In First National Pictures, Frisco Jenny (1932), directed by William Wellman, she plays the title character, Jenny Sandoval. Sounding a bit like Jimmy Cagney ("This is Jenny see, Jenny Sandoval" "I've been brought up with coppers!"), Jenny is a tough broad, a madam who manages a call girl service in San Francisco's Tenderloin district.

The film begins in 1906 (you know what THAT means), where a blonde Jenny with a ponytail works in her father's bar, keeping the books, keeping the peace, and keeping a watchful eye over the girls who ply their trade there. In love with the bar's piano player, Dan (Donald Cook), who her father disapproves of ("I'd rather see her married to a Hottentot!"), both are conveniently disposed of in the famous earthquake. Realistically rendered and every bit as effective (if on a smaller scale) than MGM'S more famous one in 1936, the special effects are top-notch.

I liked this movie and am surprised it isn't more well known. It's a Pre-Code gem that is fairly implicit in its treatment of pre-marital sex, prostitution, and unwed pregnancy. There is one scene with Jenny and the other madams of the city that is jaw-dropping. Sitting in Jenny's home, drinking coffee, discussing business, they are successful women paying deference to Jenny, their leader. There's even a Queer reference when one of the madams tells the others that two of her girls are living in Shanghai, and "they're inseparable."!

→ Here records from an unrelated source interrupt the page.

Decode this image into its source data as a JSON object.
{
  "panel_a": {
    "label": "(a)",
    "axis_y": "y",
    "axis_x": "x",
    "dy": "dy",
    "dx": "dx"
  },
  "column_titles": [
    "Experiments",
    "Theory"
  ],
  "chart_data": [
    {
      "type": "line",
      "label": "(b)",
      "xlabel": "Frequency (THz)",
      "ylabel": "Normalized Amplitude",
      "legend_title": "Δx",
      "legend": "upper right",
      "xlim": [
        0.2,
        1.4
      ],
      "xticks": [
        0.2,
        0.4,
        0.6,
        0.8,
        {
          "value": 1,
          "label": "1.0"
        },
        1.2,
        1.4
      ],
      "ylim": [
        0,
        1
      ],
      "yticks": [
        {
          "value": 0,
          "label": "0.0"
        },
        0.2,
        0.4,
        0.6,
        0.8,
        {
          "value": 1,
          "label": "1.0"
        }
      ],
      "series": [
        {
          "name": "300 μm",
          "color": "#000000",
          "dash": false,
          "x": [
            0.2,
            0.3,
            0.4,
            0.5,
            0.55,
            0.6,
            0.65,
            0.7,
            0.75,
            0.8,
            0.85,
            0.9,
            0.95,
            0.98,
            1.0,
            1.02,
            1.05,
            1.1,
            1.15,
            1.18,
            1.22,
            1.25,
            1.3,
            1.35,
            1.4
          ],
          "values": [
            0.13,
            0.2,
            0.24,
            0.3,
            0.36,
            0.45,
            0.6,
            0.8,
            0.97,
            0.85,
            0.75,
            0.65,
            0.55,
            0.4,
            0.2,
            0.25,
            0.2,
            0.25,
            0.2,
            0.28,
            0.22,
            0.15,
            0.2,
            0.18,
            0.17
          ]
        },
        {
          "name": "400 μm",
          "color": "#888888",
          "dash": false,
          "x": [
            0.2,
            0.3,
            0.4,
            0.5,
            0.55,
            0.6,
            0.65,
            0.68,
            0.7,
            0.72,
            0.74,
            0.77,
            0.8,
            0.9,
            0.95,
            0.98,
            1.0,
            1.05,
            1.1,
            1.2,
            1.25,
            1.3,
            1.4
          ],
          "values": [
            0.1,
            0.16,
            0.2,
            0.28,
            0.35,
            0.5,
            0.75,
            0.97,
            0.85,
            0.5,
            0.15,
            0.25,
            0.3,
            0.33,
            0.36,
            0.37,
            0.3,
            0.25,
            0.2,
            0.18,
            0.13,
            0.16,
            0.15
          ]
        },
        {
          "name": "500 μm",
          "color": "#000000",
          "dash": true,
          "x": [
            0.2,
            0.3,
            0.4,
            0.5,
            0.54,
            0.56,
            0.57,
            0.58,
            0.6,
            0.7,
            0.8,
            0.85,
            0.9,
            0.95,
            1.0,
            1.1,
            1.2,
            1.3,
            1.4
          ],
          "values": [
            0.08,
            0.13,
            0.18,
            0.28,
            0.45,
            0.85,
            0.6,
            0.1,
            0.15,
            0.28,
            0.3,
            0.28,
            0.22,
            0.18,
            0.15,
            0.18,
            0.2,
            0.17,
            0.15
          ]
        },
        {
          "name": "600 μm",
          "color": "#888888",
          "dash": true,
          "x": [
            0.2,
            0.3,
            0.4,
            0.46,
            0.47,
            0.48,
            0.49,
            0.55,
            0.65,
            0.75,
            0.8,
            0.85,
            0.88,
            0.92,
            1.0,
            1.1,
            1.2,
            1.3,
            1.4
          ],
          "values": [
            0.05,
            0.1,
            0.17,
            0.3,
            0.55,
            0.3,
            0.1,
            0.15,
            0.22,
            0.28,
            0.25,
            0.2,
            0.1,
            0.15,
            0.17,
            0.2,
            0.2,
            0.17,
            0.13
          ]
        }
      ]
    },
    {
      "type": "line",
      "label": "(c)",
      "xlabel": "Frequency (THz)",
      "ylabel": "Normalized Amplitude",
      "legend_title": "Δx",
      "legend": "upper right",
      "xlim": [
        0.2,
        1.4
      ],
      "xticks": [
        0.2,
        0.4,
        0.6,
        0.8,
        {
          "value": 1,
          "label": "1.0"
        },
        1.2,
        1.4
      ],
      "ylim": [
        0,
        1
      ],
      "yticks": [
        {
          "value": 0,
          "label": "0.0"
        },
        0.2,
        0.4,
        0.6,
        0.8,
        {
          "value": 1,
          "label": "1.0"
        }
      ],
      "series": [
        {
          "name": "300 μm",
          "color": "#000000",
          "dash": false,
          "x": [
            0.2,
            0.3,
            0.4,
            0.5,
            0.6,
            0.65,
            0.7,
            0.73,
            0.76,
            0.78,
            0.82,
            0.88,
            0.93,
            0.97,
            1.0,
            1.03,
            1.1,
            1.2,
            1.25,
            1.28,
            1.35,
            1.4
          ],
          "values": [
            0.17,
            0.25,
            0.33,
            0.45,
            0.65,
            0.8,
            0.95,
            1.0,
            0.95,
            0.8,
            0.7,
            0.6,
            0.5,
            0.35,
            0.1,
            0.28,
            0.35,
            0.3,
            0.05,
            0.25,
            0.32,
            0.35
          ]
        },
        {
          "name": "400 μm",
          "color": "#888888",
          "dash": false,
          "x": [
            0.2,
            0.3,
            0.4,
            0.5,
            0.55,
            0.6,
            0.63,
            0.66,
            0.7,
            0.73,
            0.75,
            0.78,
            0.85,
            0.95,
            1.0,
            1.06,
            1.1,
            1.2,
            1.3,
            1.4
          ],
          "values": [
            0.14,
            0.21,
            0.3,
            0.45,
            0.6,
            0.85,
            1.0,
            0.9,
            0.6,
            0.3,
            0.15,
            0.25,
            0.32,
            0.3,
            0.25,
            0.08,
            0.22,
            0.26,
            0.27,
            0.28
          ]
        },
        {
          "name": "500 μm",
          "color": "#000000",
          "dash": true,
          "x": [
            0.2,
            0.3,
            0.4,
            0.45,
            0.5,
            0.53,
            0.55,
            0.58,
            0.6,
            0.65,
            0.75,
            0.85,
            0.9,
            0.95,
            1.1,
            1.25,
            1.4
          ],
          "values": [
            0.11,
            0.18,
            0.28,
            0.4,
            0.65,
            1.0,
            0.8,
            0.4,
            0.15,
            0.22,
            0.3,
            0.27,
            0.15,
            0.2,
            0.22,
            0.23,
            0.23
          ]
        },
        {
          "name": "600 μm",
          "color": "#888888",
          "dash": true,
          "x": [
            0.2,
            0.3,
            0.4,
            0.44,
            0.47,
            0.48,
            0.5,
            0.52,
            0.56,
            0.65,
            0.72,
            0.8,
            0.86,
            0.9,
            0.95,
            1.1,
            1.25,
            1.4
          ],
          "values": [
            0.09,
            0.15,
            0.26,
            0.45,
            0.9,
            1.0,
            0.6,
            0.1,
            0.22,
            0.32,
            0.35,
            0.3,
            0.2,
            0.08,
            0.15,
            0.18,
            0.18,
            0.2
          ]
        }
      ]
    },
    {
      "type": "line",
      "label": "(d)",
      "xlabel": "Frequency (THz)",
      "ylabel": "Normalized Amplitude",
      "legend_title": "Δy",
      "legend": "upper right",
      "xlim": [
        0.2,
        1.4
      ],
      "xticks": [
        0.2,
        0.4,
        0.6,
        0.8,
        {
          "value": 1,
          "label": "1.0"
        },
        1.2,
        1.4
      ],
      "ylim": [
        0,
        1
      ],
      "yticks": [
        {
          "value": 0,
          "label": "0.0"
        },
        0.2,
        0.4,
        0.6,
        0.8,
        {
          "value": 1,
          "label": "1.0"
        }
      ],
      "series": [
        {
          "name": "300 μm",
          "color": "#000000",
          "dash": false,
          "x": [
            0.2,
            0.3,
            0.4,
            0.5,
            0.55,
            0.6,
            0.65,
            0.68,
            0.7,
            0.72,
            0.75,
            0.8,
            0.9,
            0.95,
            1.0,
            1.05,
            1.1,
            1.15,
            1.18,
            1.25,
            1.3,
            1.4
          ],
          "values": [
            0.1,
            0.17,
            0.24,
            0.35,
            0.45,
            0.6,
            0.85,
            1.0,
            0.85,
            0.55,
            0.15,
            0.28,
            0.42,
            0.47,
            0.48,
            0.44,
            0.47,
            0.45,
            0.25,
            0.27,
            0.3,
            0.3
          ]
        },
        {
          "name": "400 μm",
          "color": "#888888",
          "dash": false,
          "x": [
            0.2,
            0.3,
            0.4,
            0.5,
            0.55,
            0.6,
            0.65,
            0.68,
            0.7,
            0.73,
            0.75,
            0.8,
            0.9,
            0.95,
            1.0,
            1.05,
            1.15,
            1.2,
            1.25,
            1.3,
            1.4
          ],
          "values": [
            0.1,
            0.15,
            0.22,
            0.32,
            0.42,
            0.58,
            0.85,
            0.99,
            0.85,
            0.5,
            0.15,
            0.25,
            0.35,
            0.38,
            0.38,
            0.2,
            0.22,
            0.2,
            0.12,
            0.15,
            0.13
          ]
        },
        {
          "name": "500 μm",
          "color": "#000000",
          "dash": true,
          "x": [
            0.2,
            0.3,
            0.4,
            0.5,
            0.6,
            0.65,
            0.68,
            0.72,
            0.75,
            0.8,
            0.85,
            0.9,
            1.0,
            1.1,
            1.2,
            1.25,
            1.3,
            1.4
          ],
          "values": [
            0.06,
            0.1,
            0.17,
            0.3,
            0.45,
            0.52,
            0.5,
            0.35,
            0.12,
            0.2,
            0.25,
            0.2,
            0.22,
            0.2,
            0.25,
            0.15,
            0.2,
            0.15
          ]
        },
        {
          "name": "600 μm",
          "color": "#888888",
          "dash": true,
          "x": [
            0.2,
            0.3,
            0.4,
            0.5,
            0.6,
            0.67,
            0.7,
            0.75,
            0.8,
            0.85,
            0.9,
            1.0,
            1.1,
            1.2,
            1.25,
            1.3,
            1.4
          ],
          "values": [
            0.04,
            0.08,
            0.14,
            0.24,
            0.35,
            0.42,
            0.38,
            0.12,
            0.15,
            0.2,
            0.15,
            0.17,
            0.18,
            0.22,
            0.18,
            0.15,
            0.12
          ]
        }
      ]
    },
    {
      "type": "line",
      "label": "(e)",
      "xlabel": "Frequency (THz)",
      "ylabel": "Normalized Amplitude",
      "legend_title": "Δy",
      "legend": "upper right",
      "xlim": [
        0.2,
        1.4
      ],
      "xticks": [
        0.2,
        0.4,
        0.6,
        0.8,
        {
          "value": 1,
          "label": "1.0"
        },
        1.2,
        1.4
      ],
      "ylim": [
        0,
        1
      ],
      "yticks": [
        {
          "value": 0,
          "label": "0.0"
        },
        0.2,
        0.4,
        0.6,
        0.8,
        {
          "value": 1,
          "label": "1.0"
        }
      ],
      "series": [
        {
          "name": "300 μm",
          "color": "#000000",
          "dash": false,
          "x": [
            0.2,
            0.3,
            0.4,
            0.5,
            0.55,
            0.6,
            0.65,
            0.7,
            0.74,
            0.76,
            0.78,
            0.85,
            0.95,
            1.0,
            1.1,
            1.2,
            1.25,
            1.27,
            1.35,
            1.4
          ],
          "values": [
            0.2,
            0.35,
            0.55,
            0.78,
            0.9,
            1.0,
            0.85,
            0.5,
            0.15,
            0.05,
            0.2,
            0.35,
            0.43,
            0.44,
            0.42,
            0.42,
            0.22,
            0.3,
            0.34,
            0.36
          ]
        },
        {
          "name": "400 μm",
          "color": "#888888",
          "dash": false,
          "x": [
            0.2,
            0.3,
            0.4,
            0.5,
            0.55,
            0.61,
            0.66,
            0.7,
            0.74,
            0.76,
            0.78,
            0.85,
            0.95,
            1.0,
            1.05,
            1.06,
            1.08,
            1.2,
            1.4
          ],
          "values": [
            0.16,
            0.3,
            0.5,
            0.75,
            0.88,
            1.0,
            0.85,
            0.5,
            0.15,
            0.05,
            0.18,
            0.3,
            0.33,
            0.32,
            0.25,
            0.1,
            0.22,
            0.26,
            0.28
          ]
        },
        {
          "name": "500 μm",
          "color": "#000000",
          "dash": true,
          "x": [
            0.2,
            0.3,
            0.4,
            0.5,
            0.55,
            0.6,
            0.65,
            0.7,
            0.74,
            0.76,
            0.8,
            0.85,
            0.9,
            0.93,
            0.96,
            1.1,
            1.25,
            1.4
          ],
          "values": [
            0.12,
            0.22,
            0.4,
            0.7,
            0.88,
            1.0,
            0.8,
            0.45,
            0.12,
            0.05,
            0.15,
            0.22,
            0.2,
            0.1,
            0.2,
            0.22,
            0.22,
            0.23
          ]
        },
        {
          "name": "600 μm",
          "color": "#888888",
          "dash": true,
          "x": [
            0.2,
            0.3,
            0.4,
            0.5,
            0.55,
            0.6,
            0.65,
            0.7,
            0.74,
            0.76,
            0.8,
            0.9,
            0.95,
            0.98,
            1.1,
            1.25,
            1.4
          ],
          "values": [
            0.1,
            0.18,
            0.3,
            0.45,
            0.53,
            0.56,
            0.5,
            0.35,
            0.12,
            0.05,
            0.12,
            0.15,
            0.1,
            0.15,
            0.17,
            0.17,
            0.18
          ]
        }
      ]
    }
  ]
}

I like Ruth Chatterton too, who does a great job as the tough-as-nails with a heart of gold, Jenny. In her big hats with enough plumage to cover a Macy's Thanksgiving Day float, she reminded me of Mae West, but a Westian character who isn't a cartoon or a caricature. It's obvious why Depression-era audiences (especially women) would like Jenny. Resourceful, self-sufficient, resilient, yet sensitive and kind, she is the perfect heroine for the times.

Of course, even a prosperous woman like Jenny can't have it all. Involved in a murder she helps to cover up (in one of my favorite scenes, she hides the murder weapon, a gun, in a cake!), Jenny loses the son she had by the ivory tickler, but continues to thrive as an astute business woman. Eventually, Jenny finds herself on trial for her life, guilty of a crime she committed to protect the reputation of her son, who is now grown up. The story slides into pure sudsy soap opera as her son, now district attorney, prosecutes Jenny, unaware she is his mother!

It may be silly cornball hokum, but there's a feminist message here as well. All of Jenny's woes come from her associations with men. From a brutal, unsavory father (he slaps her to the ground when he realizes she has become intimate with Dan), to her partnership with unscrupulous lawyer Steve Dutton (the excellent Louis Calhern), Jenny is never allowed to extricate herself from the power men exert over her. It is only through death- both theirs and her own- that can Jenny be free.

Finally, I want to applaud the film for being relatively free of racism and Asian prejudice. Yes, the role of Amah, Jenny's loyal friend is played by a white woman (Helen Jerome Eddy), but she isn't caked in yellow makeup or forced to speak in demeaning chop chop pidgin English.

Also there is a beautiful scene that takes place after the quake with the wonderful Clarence Muse singing "My Gal Sal" to a group of white men and women around a piano. Equals, they are drawn together by the tragedy of the quake. Most of the time Hollywood in the Golden Age got this stuff wrong, but once in a great while it managed to do it correctly, and Frisco Jenny is one of those times.

With James Murray, Berton Churchill, and Robert Emmett O'Connor as her domineering father, Frisco Jenny is available on YouTube in a pristine print with English subtitles.